As far as is known, Washington did nothing to pursue this opening. Later that month, Secretary of War Henry L. Stimson almost capriciously dismissed three separate high-level recommendations from within the administration to activate peace negotiations. The proposals advocated signaling Japan that the U.S. was willing to consider the all-important retention of the emperor system; i.e., the U.S. would not insist upon unconditional surrender.
Stimson, like other high U.S. officials, did not really care in principle whether or not the emperor was retained. The term unconditional surrender was always a propaganda measure; wars are always ended with some kind of conditions. To some extent the insistence was a domestic consideration not wanting to appear to appease the Japanese. More important, however, it reflected a desire that the Japanese not surrender before the bomb could be used. One of the few people who had been aware of the Manhattan Project from the beginning, Stimson had come to think of it as his bomb, my secret, as he called it in his diary. On June 6, he told President Truman he was fearful that before the A-bombs were ready to be delivered, the Air Force would have Japan so bombed out that the new weapon would not have a fair background to show its strength. In his later memoirs, Stimson admitted that no effort was made, and none was seriously considered, to achieve surrender merely in order not to have to use the bomb.
And that effort could have been minimal. In July, before the leaders of the U.S., Great Britain, and the Soviet Union met at Potsdam, the Japanese government sent several radio messages to its ambassador, Naotake Sato, in Moscow, asking him to request Soviet help in mediating a peace settlement. His Majesty is extremely anxious to terminate the war as soon as possible ..., said one communication. Should, however, the United States and Great Britain insist on unconditional surrender, Japan would be forced to fight to the bitter end.
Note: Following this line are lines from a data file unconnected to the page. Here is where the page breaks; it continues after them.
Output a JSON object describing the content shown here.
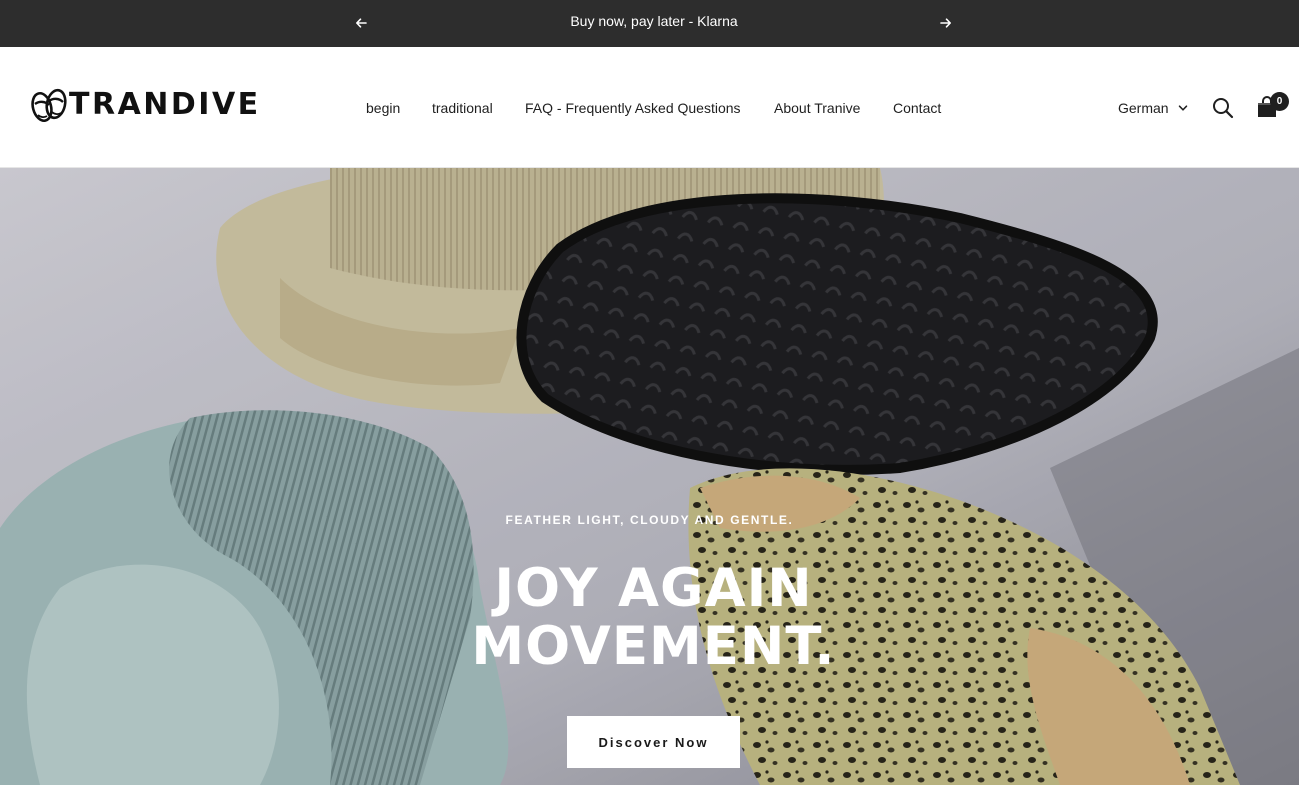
{
  "announcement": {
    "message": "Buy now, pay later - Klarna",
    "prev_icon": "arrow-left-icon",
    "next_icon": "arrow-right-icon"
  },
  "header": {
    "logo_text": "TRANDIVE",
    "logo_icon": "sandals-logo-icon",
    "nav": [
      {
        "label": "begin"
      },
      {
        "label": "traditional"
      },
      {
        "label": "FAQ - Frequently Asked Questions"
      },
      {
        "label": "About Tranive"
      },
      {
        "label": "Contact"
      }
    ],
    "language": "German",
    "search_icon": "search-icon",
    "cart_icon": "cart-icon",
    "cart_count": "0"
  },
  "hero": {
    "eyebrow": "FEATHER LIGHT, CLOUDY AND GENTLE.",
    "headline_line1": "JOY AGAIN",
    "headline_line2": "MOVEMENT.",
    "cta_label": "Discover Now"
  },
  "colors": {
    "announcement_bg": "#2d2d2d",
    "header_bg": "#ffffff",
    "text_dark": "#1f1f1f",
    "cta_bg": "#ffffff",
    "hero_text": "#ffffff"
  }
}
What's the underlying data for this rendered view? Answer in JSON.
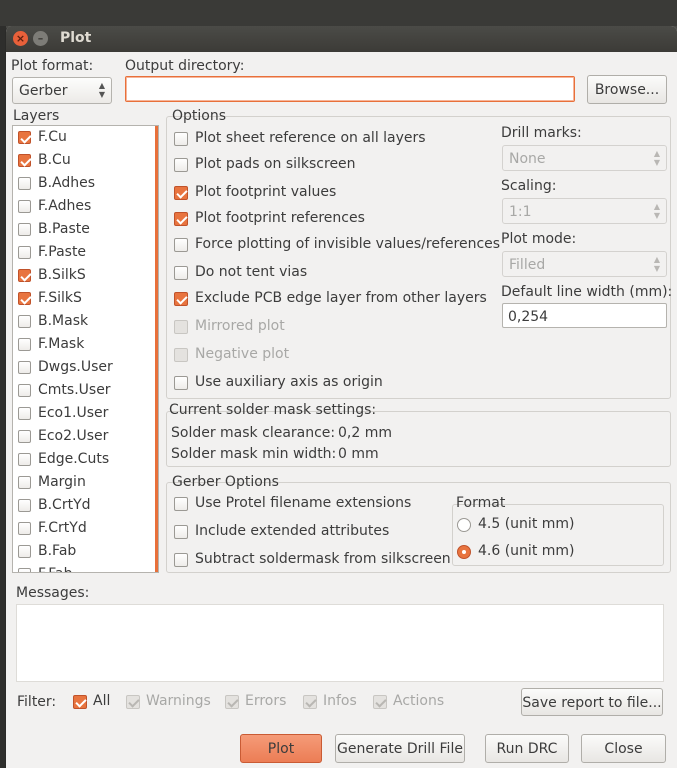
{
  "window": {
    "title": "Plot"
  },
  "plot_format": {
    "label": "Plot format:",
    "value": "Gerber"
  },
  "output_directory": {
    "label": "Output directory:",
    "value": "",
    "browse_label": "Browse..."
  },
  "layers": {
    "label": "Layers",
    "items": [
      {
        "name": "F.Cu",
        "checked": true
      },
      {
        "name": "B.Cu",
        "checked": true
      },
      {
        "name": "B.Adhes",
        "checked": false
      },
      {
        "name": "F.Adhes",
        "checked": false
      },
      {
        "name": "B.Paste",
        "checked": false
      },
      {
        "name": "F.Paste",
        "checked": false
      },
      {
        "name": "B.SilkS",
        "checked": true
      },
      {
        "name": "F.SilkS",
        "checked": true
      },
      {
        "name": "B.Mask",
        "checked": false
      },
      {
        "name": "F.Mask",
        "checked": false
      },
      {
        "name": "Dwgs.User",
        "checked": false
      },
      {
        "name": "Cmts.User",
        "checked": false
      },
      {
        "name": "Eco1.User",
        "checked": false
      },
      {
        "name": "Eco2.User",
        "checked": false
      },
      {
        "name": "Edge.Cuts",
        "checked": false
      },
      {
        "name": "Margin",
        "checked": false
      },
      {
        "name": "B.CrtYd",
        "checked": false
      },
      {
        "name": "F.CrtYd",
        "checked": false
      },
      {
        "name": "B.Fab",
        "checked": false
      },
      {
        "name": "F.Fab",
        "checked": false
      }
    ]
  },
  "options": {
    "label": "Options",
    "items": [
      {
        "label": "Plot sheet reference on all layers",
        "checked": false,
        "disabled": false
      },
      {
        "label": "Plot pads on silkscreen",
        "checked": false,
        "disabled": false
      },
      {
        "label": "Plot footprint values",
        "checked": true,
        "disabled": false
      },
      {
        "label": "Plot footprint references",
        "checked": true,
        "disabled": false
      },
      {
        "label": "Force plotting of invisible values/references",
        "checked": false,
        "disabled": false
      },
      {
        "label": "Do not tent vias",
        "checked": false,
        "disabled": false
      },
      {
        "label": "Exclude PCB edge layer from other layers",
        "checked": true,
        "disabled": false
      },
      {
        "label": "Mirrored plot",
        "checked": false,
        "disabled": true
      },
      {
        "label": "Negative plot",
        "checked": false,
        "disabled": true
      },
      {
        "label": "Use auxiliary axis as origin",
        "checked": false,
        "disabled": false
      }
    ],
    "drill_marks": {
      "label": "Drill marks:",
      "value": "None"
    },
    "scaling": {
      "label": "Scaling:",
      "value": "1:1"
    },
    "plot_mode": {
      "label": "Plot mode:",
      "value": "Filled"
    },
    "line_width": {
      "label": "Default line width (mm):",
      "value": "0,254"
    }
  },
  "solder_mask": {
    "label": "Current solder mask settings:",
    "clearance_label": "Solder mask clearance:",
    "clearance_value": "0,2 mm",
    "min_width_label": "Solder mask min width:",
    "min_width_value": "0 mm"
  },
  "gerber": {
    "label": "Gerber Options",
    "items": [
      {
        "label": "Use Protel filename extensions",
        "checked": false
      },
      {
        "label": "Include extended attributes",
        "checked": false
      },
      {
        "label": "Subtract soldermask from silkscreen",
        "checked": false
      }
    ],
    "format": {
      "label": "Format",
      "options": [
        {
          "label": "4.5 (unit mm)",
          "selected": false
        },
        {
          "label": "4.6 (unit mm)",
          "selected": true
        }
      ]
    }
  },
  "messages": {
    "label": "Messages:",
    "filter_label": "Filter:",
    "filters": [
      {
        "label": "All",
        "checked": true,
        "disabled": false
      },
      {
        "label": "Warnings",
        "checked": true,
        "disabled": true
      },
      {
        "label": "Errors",
        "checked": true,
        "disabled": true
      },
      {
        "label": "Infos",
        "checked": true,
        "disabled": true
      },
      {
        "label": "Actions",
        "checked": true,
        "disabled": true
      }
    ],
    "save_report_label": "Save report to file..."
  },
  "buttons": {
    "plot": "Plot",
    "generate_drill": "Generate Drill File",
    "run_drc": "Run DRC",
    "close": "Close"
  },
  "colors": {
    "accent": "#e8743f",
    "titlebar": "#3c3b37"
  }
}
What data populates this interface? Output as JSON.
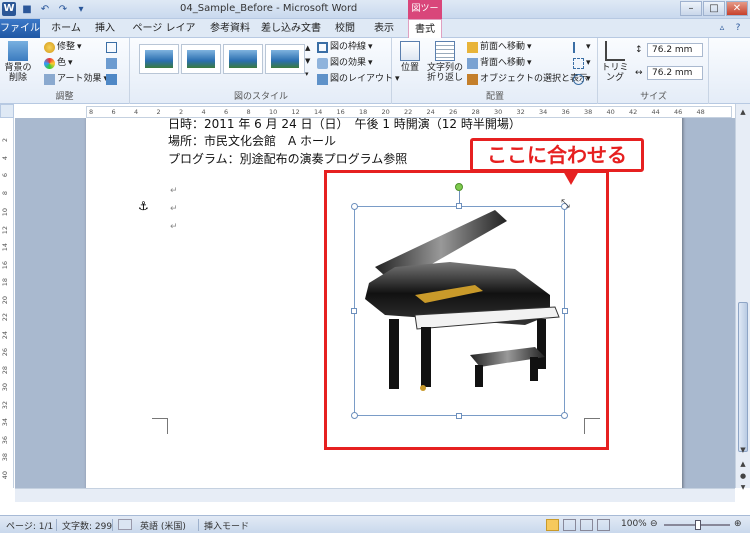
{
  "titlebar": {
    "app_icon": "W",
    "title": "04_Sample_Before - Microsoft Word",
    "contextual_tab": "図ツール",
    "window_buttons": [
      "–",
      "□",
      "✕"
    ]
  },
  "tabs": {
    "file": "ファイル",
    "home": "ホーム",
    "insert": "挿入",
    "page_layout": "ページ レイアウト",
    "references": "参考資料",
    "mailings": "差し込み文書",
    "review": "校閲",
    "view": "表示",
    "format": "書式"
  },
  "ribbon": {
    "adjust": {
      "label": "調整",
      "remove_bg": "背景の削除",
      "corrections": "修整",
      "color": "色",
      "artistic": "アート効果"
    },
    "styles": {
      "label": "図のスタイル",
      "border": "図の枠線",
      "effects": "図の効果",
      "layout": "図のレイアウト"
    },
    "arrange": {
      "label": "配置",
      "position": "位置",
      "wrap": "文字列の折り返し",
      "bring_forward": "前面へ移動",
      "send_backward": "背面へ移動",
      "selection_pane": "オブジェクトの選択と表示"
    },
    "size": {
      "label": "サイズ",
      "crop": "トリミング",
      "height": "76.2 mm",
      "width": "76.2 mm"
    }
  },
  "ruler": {
    "h_marks": [
      "8",
      "6",
      "4",
      "2",
      "2",
      "4",
      "6",
      "8",
      "10",
      "12",
      "14",
      "16",
      "18",
      "20",
      "22",
      "24",
      "26",
      "28",
      "30",
      "32",
      "34",
      "36",
      "38",
      "40",
      "42",
      "44",
      "46",
      "48"
    ],
    "v_marks": [
      "2",
      "4",
      "6",
      "8",
      "10",
      "12",
      "14",
      "16",
      "18",
      "20",
      "22",
      "24",
      "26",
      "28",
      "30",
      "32",
      "34",
      "36",
      "38",
      "40"
    ]
  },
  "document": {
    "line_top": "日時：2011 年 6 月 24 日（日）　午後 1 時開演（12 時半開場）",
    "line_venue": "場所：市民文化会館　A ホール",
    "line_program": "プログラム：別途配布の演奏プログラム参照",
    "para_mark": "↵",
    "anchor": "⚓"
  },
  "callout": {
    "text": "ここに合わせる"
  },
  "statusbar": {
    "page": "ページ: 1/1",
    "words": "文字数: 299",
    "language": "英語 (米国)",
    "mode": "挿入モード",
    "zoom": "100%"
  }
}
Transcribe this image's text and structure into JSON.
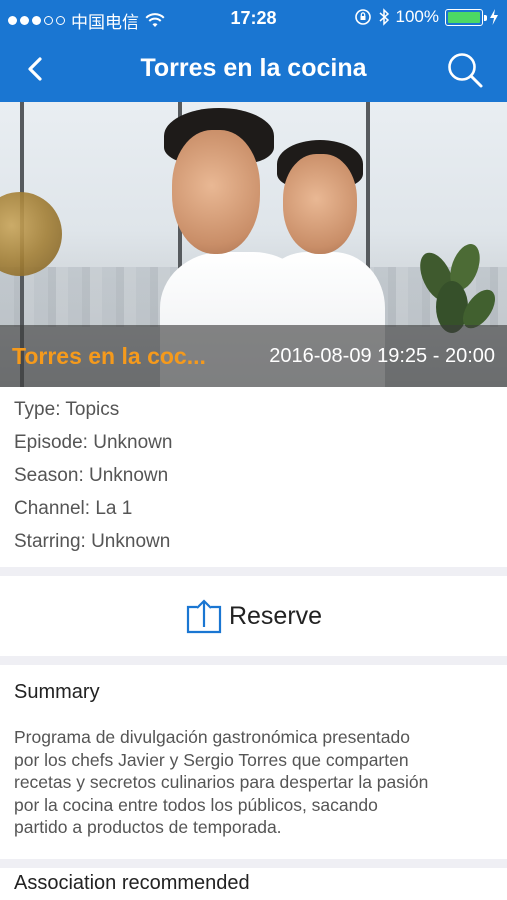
{
  "status_bar": {
    "carrier": "中国电信",
    "time": "17:28",
    "battery": "100%",
    "signal_bars_filled": 3,
    "signal_bars_total": 5
  },
  "nav": {
    "title": "Torres en la cocina",
    "back_icon": "chevron-left-icon",
    "search_icon": "search-icon"
  },
  "hero": {
    "show_title": "Torres en la coc...",
    "airtime": "2016-08-09 19:25 - 20:00"
  },
  "info": {
    "type": "Type: Topics",
    "episode": "Episode: Unknown",
    "season": "Season: Unknown",
    "channel": "Channel: La 1",
    "starring": "Starring: Unknown"
  },
  "reserve": {
    "label": "Reserve",
    "icon": "upload-arrow-icon"
  },
  "summary": {
    "heading": "Summary",
    "lines": [
      "Programa de divulgación gastronómica presentado",
      "por los chefs Javier y Sergio Torres que comparten",
      "recetas y secretos culinarios para despertar la pasión",
      "por la cocina entre todos los públicos, sacando",
      "partido a productos de temporada."
    ]
  },
  "association": {
    "heading": "Association recommended"
  },
  "colors": {
    "brand_blue": "#1a76d2",
    "accent_orange": "#f59a1c",
    "battery_green": "#4cd964",
    "section_gray": "#efeff4"
  }
}
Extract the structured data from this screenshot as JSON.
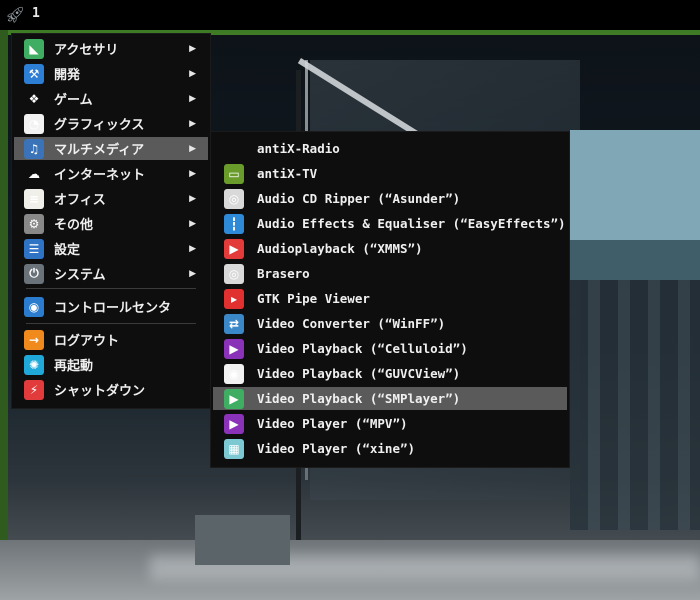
{
  "taskbar": {
    "workspace": "1",
    "start_icon": "rocket-icon"
  },
  "main_menu": {
    "items": [
      {
        "label": "アクセサリ",
        "icon": "accessories-icon",
        "submenu": true
      },
      {
        "label": "開発",
        "icon": "development-icon",
        "submenu": true
      },
      {
        "label": "ゲーム",
        "icon": "gamepad-icon",
        "submenu": true
      },
      {
        "label": "グラフィックス",
        "icon": "graphics-icon",
        "submenu": true
      },
      {
        "label": "マルチメディア",
        "icon": "multimedia-icon",
        "submenu": true,
        "active": true
      },
      {
        "label": "インターネット",
        "icon": "cloud-icon",
        "submenu": true
      },
      {
        "label": "オフィス",
        "icon": "office-icon",
        "submenu": true
      },
      {
        "label": "その他",
        "icon": "other-icon",
        "submenu": true
      },
      {
        "label": "設定",
        "icon": "settings-icon",
        "submenu": true
      },
      {
        "label": "システム",
        "icon": "system-icon",
        "submenu": true
      },
      {
        "label": "コントロールセンタ",
        "icon": "control-center-icon",
        "submenu": false
      },
      {
        "label": "ログアウト",
        "icon": "logout-icon",
        "submenu": false
      },
      {
        "label": "再起動",
        "icon": "reboot-icon",
        "submenu": false
      },
      {
        "label": "シャットダウン",
        "icon": "shutdown-icon",
        "submenu": false
      }
    ]
  },
  "sub_menu": {
    "items": [
      {
        "label": "antiX-Radio",
        "icon": "none"
      },
      {
        "label": "antiX-TV",
        "icon": "tv-icon"
      },
      {
        "label": "Audio CD Ripper (“Asunder”)",
        "icon": "cd-icon"
      },
      {
        "label": "Audio Effects & Equaliser (“EasyEffects”)",
        "icon": "equalizer-icon"
      },
      {
        "label": "Audioplayback (“XMMS”)",
        "icon": "play-icon"
      },
      {
        "label": "Brasero",
        "icon": "disc-burner-icon"
      },
      {
        "label": "GTK Pipe Viewer",
        "icon": "youtube-icon"
      },
      {
        "label": "Video Converter (“WinFF”)",
        "icon": "converter-icon"
      },
      {
        "label": "Video Playback (“Celluloid”)",
        "icon": "celluloid-icon"
      },
      {
        "label": "Video Playback (“GUVCView”)",
        "icon": "webcam-icon"
      },
      {
        "label": "Video Playback (“SMPlayer”)",
        "icon": "smplayer-icon",
        "active": true
      },
      {
        "label": "Video Player (“MPV”)",
        "icon": "mpv-icon"
      },
      {
        "label": "Video Player (“xine”)",
        "icon": "clapper-icon"
      }
    ]
  },
  "colors": {
    "menu_bg": "#0e0e0e",
    "highlight": "#5a5a5a",
    "panel_accent": "#3f7a25"
  }
}
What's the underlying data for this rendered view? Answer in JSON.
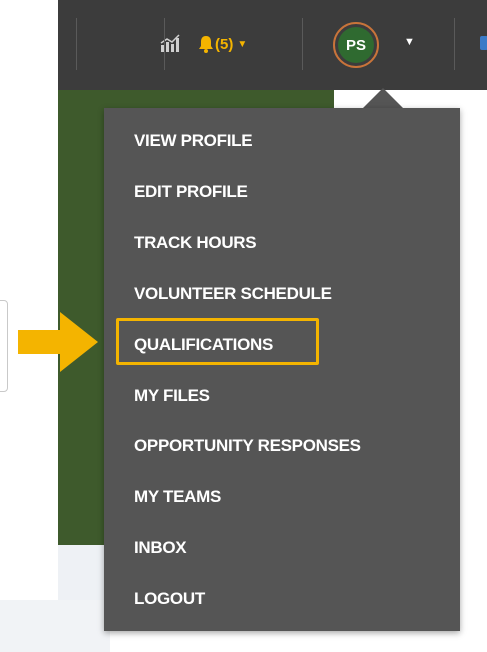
{
  "navbar": {
    "stats_icon": "stats-chart-icon",
    "bell_icon": "bell-icon",
    "notifications_label": "(5)",
    "avatar_initials": "PS"
  },
  "colors": {
    "navbar_bg": "#3c3c3c",
    "accent": "#f4b400",
    "avatar_bg": "#2f6a30",
    "avatar_ring": "#c8743a",
    "menu_bg": "#555555",
    "panel_green": "#3e5a2c"
  },
  "menu": {
    "items": [
      {
        "label": "VIEW PROFILE"
      },
      {
        "label": "EDIT PROFILE"
      },
      {
        "label": "TRACK HOURS"
      },
      {
        "label": "VOLUNTEER SCHEDULE"
      },
      {
        "label": "QUALIFICATIONS",
        "highlighted": true
      },
      {
        "label": "MY FILES"
      },
      {
        "label": "OPPORTUNITY RESPONSES"
      },
      {
        "label": "MY TEAMS"
      },
      {
        "label": "INBOX"
      },
      {
        "label": "LOGOUT"
      }
    ]
  },
  "callout_icon": "arrow-right-icon"
}
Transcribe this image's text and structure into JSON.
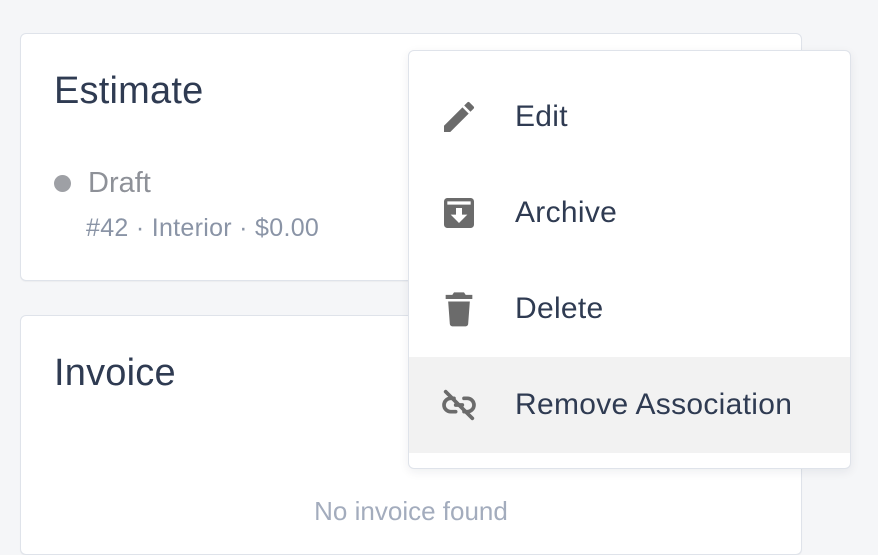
{
  "estimate": {
    "title": "Estimate",
    "status": "Draft",
    "meta": "#42 · Interior · $0.00"
  },
  "invoice": {
    "title": "Invoice",
    "empty_text": "No invoice found"
  },
  "menu": {
    "items": [
      {
        "label": "Edit",
        "icon": "pencil-icon"
      },
      {
        "label": "Archive",
        "icon": "archive-icon"
      },
      {
        "label": "Delete",
        "icon": "trash-icon"
      },
      {
        "label": "Remove Association",
        "icon": "unlink-icon"
      }
    ],
    "highlighted": "Remove Association"
  },
  "colors": {
    "background": "#f5f6f8",
    "text": "#2f3b52",
    "muted": "#8a94a6",
    "icon": "#6b6b6b",
    "highlight": "#f2f2f2"
  }
}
On July 25, while the Potsdam meeting was taking place, Japan instructed Sato to keep meeting with Russian Foreign Minister Molotov to impress the Russians with the sincerity of our desire to end the war [and] have them understand that we are trying to end hostilities by asking for very reasonable terms in order to secure and maintain our national existence and honor (a reference to retention of the emperor).
Having broken the Japanese code years earlier, Washington did not have to wait to be informed by the Soviets of these peace overtures; it knew immediately, and did nothing. Indeed, the National Archives in Washington contains U.S. government documents reporting similarly ill-fated Japanese peace overtures as far back as 1943.
Thus, it was with full knowledge that Japan was frantically trying to end the war, that President Truman and his hardline secretary of state, James Byrnes, included the term unconditional surrender in the July 26 Potsdam Declaration. This final warning and expression of surrender terms to Japan was in any case a charade. The day before it was issued, Harry Truman had al- ready approved the order to release a 15 kiloton atomic bomb over the city of Hiroshima.